Parlament

M. Lammert au sujet du centenaire des massacres des Arméniens

Président du Bundestag allemand, Norbert Lammert

Président du Bundestag allemand, Norbert Lammert (© Bundestag allemand/Melde)

Vendredi 24 avril 2015, le président du Bundestag allemand, Norbert Lammert, a qualifié devant le Bundestag de génocide les déportations et massacres d’Arméniens commis il y a 100 ans. Pour M. Lammert, par les expériences qu’ils ont vécues, les Allemands peuvent encourager les autres à faire face à leur histoire : « L’autocritique et le rangement aux côtés de la vérité sont la condition de la réconciliation. » Il est nécessaire pour cela, a-t-il poursuivi, de dire quelle a été la coresponsabilité de l’Empire allemand dans les crimes commis.

Introduction au débat sur le centenaire des déportations et massacres des Arméniens, le 24 avril 2015

Chers Collègues,

le point qui suit à l’ordre du jour traite d’un événement historique d’une grande importance, qui a eu des conséquences durables, non seulement pour la relation de voisinage entre la Turquie et l’Arménie. Rien que l’annonce de ce débat au Bundestag allemand a suscité une grande attention dans l’opinion publique.

Le génocide est un crime du droit des gens, qui désigne les actes commis dans l’intention « de détruire, en tout ou en partie, un groupe national, ethnique, racial ou religieux, comme tel ». Ce qui s’est déroulé durant la Première Guerre mondiale dans l’Empire ottoman, sous les yeux du monde, fut un génocide. Il ne restera pas le dernier des génocides du XXe siècle. Notre devoir est d’autant plus grand, au moment de témoigner notre respect pour les victimes et de reconnaître notre responsabilité dans les causes et les conséquences de ces événements, de ne pas éluder ni de minimiser les crimes alors perpétrés.

Nous, Allemands, ne pouvons donner de leçon à personne sur la manière d’aborder son propre passé. Mais, par les expériences que nous avons vécues, nous pouvons encourager les autres à faire face à leur histoire, même si cela est douloureux : l’autocritique et le rangement aux côtés de la vérité sont la condition de la réconciliation. Il est nécessaire pour cela de dire quelle a été la coresponsabilité de l’Empire allemand dans les crimes commis il y a 100 ans. Bien que les dirigeants du Reich aient été amplement informés de ce qui se passait, ils n’ont pas utilisé les possibilités d’influence qui étaient les leurs ; l’alliance militaire avec l’Empire ottoman était à leurs yeux plus importante qu’une intervention pour sauver des vies humaines.
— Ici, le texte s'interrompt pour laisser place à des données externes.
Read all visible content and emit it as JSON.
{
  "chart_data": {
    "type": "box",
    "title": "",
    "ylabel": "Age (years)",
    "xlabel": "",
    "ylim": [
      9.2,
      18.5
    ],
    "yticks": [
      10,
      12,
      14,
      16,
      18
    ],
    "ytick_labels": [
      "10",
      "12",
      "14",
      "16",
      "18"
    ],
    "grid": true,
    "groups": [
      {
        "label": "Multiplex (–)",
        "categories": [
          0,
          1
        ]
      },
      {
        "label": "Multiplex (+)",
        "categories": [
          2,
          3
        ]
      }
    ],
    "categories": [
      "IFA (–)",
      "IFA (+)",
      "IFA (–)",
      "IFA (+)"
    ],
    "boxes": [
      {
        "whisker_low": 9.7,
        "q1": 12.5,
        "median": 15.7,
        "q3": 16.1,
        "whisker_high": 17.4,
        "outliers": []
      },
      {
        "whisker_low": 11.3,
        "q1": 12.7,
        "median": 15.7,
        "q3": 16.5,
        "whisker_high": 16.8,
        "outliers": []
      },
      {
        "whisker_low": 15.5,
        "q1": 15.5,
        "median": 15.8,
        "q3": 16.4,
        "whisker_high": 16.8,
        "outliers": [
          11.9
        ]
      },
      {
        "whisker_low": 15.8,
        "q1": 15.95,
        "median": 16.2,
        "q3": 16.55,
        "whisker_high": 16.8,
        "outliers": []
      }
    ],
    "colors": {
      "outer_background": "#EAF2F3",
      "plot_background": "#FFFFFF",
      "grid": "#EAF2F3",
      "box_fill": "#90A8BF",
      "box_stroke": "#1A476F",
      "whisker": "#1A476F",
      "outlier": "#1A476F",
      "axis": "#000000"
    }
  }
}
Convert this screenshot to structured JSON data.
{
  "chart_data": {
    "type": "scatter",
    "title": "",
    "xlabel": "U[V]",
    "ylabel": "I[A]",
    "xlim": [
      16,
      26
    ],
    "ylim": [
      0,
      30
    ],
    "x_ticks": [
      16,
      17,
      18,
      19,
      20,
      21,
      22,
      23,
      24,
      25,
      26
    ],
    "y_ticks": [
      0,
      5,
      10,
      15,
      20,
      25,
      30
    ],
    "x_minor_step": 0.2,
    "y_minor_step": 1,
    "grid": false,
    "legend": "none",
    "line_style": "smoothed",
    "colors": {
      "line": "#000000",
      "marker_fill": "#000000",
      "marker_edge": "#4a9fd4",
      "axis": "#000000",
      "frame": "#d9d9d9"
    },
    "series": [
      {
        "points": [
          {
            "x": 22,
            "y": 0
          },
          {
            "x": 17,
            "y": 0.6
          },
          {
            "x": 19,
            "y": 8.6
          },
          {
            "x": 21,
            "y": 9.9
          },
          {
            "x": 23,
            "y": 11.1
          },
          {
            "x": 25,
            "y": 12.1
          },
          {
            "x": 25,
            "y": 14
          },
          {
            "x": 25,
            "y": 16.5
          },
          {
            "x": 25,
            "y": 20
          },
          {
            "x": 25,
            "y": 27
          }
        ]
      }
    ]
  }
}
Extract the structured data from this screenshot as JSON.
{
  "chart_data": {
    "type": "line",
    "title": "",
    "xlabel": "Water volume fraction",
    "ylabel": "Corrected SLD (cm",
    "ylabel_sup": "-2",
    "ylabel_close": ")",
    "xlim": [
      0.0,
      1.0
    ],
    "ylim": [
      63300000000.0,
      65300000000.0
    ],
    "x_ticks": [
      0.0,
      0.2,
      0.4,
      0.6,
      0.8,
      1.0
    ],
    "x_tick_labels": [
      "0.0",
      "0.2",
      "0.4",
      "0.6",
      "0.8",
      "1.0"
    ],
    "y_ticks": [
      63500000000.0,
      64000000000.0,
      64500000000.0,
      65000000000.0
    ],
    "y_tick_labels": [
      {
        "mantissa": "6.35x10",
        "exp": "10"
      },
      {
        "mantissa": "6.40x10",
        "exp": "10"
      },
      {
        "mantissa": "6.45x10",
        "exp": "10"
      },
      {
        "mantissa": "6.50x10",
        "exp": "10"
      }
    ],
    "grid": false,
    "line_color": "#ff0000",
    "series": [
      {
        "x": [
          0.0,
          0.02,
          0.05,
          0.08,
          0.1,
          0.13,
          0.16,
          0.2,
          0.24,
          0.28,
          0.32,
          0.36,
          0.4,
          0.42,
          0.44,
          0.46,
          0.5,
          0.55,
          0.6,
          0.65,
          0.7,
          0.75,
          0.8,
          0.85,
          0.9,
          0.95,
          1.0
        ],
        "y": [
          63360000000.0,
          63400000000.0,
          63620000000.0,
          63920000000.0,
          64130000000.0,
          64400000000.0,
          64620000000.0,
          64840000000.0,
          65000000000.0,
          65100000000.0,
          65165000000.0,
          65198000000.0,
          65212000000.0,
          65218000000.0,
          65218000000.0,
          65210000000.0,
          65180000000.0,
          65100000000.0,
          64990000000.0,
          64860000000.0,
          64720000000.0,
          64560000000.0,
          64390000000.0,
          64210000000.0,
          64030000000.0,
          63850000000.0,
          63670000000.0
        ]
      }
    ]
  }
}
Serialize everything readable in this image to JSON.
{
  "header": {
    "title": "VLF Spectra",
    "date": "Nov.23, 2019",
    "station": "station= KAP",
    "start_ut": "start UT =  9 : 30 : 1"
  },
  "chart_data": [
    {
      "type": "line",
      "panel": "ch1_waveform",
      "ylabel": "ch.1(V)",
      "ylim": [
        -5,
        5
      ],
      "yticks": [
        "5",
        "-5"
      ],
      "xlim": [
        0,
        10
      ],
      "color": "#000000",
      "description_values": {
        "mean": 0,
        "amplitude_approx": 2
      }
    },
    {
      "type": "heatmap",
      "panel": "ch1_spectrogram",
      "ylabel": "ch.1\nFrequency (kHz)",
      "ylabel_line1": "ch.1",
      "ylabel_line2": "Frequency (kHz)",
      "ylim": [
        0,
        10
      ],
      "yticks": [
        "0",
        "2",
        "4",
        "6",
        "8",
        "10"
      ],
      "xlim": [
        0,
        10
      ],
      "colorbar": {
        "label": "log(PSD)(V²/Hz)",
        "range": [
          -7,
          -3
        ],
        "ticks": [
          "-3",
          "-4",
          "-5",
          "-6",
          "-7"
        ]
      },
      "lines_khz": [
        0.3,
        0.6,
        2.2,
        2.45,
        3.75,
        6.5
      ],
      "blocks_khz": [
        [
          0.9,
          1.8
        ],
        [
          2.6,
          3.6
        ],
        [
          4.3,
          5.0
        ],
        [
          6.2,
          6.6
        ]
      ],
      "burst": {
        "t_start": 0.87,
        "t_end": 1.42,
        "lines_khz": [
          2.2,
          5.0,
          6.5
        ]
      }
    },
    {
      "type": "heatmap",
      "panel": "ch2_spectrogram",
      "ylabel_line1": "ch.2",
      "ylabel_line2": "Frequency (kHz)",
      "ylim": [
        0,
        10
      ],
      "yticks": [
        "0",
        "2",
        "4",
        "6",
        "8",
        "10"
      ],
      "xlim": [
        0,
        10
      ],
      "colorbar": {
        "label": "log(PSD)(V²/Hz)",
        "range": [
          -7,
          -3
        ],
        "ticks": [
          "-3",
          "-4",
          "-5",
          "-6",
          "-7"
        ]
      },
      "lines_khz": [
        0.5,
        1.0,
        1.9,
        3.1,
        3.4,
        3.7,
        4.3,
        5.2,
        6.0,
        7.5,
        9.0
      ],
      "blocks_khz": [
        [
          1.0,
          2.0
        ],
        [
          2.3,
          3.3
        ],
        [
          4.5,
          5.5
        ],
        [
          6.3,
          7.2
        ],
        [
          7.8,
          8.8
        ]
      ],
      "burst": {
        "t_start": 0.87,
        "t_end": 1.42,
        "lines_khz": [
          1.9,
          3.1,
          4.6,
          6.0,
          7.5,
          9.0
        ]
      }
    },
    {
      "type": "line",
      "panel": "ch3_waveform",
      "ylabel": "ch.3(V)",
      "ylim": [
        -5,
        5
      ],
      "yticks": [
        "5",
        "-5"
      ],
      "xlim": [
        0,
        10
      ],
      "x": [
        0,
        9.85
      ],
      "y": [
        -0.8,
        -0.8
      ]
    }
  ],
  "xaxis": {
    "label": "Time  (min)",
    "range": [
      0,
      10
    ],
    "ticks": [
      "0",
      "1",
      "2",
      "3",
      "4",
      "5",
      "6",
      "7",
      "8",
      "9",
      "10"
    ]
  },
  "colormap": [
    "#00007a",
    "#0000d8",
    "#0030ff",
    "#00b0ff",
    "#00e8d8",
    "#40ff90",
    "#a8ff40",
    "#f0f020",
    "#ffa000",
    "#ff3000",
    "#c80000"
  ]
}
Admettre cette complicité de l’Allemagne est la condition de notre crédibilité face aux Arméniens, et face à la Turquie.

Au-delà des faits historiques, un sens doit être donné à l’histoire, qui par conséquent est nécessairement politique. On peut déplorer cette controverse, mais elle est nécessaire – et elle doit avoir sa place au parlement. Depuis les expériences de violence sans précédent qu’a connues le XXe siècle, nous savons qu’il ne peut y avoir de paix véritable tant que justice n’est pas rendue aux victimes, à leurs familles et à leurs descendants, en mémoire de ce qui s’est passé.

Aujourd’hui aussi, des femmes et des hommes sont victimes de persécutions, pour des motifs politiques, ethniques, mais également religieux : parmi eux, des milliers de chrétiens. En accueillant bien plus qu’un million de réfugiés, la Turquie fournit une aide humanitaire immense, trop rarement reconnue, et qui devrait faire honte à certains en Europe. Cette disposition à prendre ses responsabilités dans le présent, nous la soulignons, et nous ne l’oublions pas lorsque nous appelons à prendre conscience de la responsabilité pour son propre passé.

Le gouvernement actuel de la Turquie n’est pas responsable de ce qui s’est passé il y a 100 ans, mais bien de ce qu’il en advient. Nous saluons expressément que le gouvernement turc, dans une cérémonie qu’il a lui-même organisée, ait fait un pas vers les descendants des victimes et vers le voisin arménien, mais nous saluons surtout les nombreux Turcs et Kurdes courageux qui se sont engagés, depuis des années déjà, avec des Arméniens, dans un travail de mémoire sincère sur ce sombre chapitre de leur histoire commune : il y a parmi eux des écrivains, des journalistes, des maires ou des chefs religieux. Je pense au prix Nobel de littérature Orhan Pamuk, au journaliste Hrant Dink, qui a payé de sa vie son engagement pour la vérité historique. Ils méritent notre soutien, et ils en ont besoin. C’est à cela que doit contribuer notre débat d’aujourd’hui.